Течет Иордан, обращая вспять течение вод.
И море, увидев, бежит, смущая природу.
Как ягнята скачут холмы. Во Вселенной шатания и разброд.
Стоит Иоанн в верблюжьей шкуре, до колен погруженный в воду.
Ветхий Завет осторожно Иордан переходит вброд.
Славянка прощает еврея, готовя его к походу.
Спаситель пока далеко. Вокруг Иоанна толпа.
Никто не заметил бунта священных вод Иордана.
Толпа не видит Спасителя. Она частично слепа,
но отлично видит верблюжью шкуру на плечах Иоанна.
Во все глазницы глядят из могил черепа.
Абрам, оставив Исака, приносит в жертву барана.
Жертва в трех «Ша» – шашлык, шаурма и шурпа.
Древний Рим процветает под властью очередного тирана.
Художник Иванов празднует годовщину до смерти своей.
У смерти свои приколы, у смерти свои капризы.
Картину царь покупает за пятнадцать тысяч рублей.
Третьяковы скупают этюды, они же – эскизы.

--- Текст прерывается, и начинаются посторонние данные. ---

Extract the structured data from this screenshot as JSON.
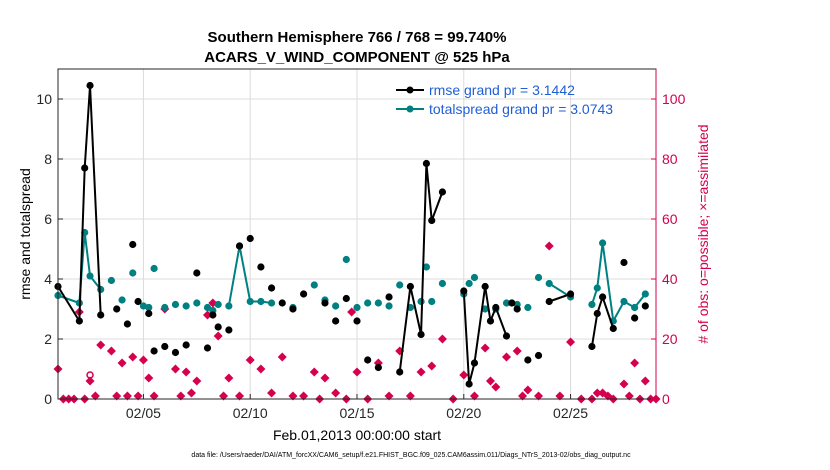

Перед началом сеанса – кинохроника «Вести с полей».
В склепе тоскует Пушкин, не получивший визы.
Дети не ходят по Африке. Там живет Бармалей.
Белые голуби медленно вытаптывают карнизы.
Слово «вера» пишется через старую букву «ять».
Солнечная система – как мишень во вселенском тире.
Море увиде и побеже, Иордан обратися вспять.
Это крутая архаика. Это – чтенье псалтыри.
Церковно-славянский нам не понять – и кому пенять?
Как иголку в стогу искать новизну в обновленном мире.
Где-то за горизонтом живет Всепетая Мать.
Эвклид рулеткой измеряет просторы всемирной шири.
Перед иконкой горит восковой стебелек свечи.
Художник Иванов празднует двадцать лет от начала работы.
Между зубов Иоанна – лапка съеденной саранчи.
Дикий мед застыл на губах. Опустели пчелиные соты.
В руках у Петра звенят огромные золотые ключи.
Царь рассчитался щедро. Третьяковы – известные жмоты.
Картина в отдельном зале. Постой перед ней, помолчи.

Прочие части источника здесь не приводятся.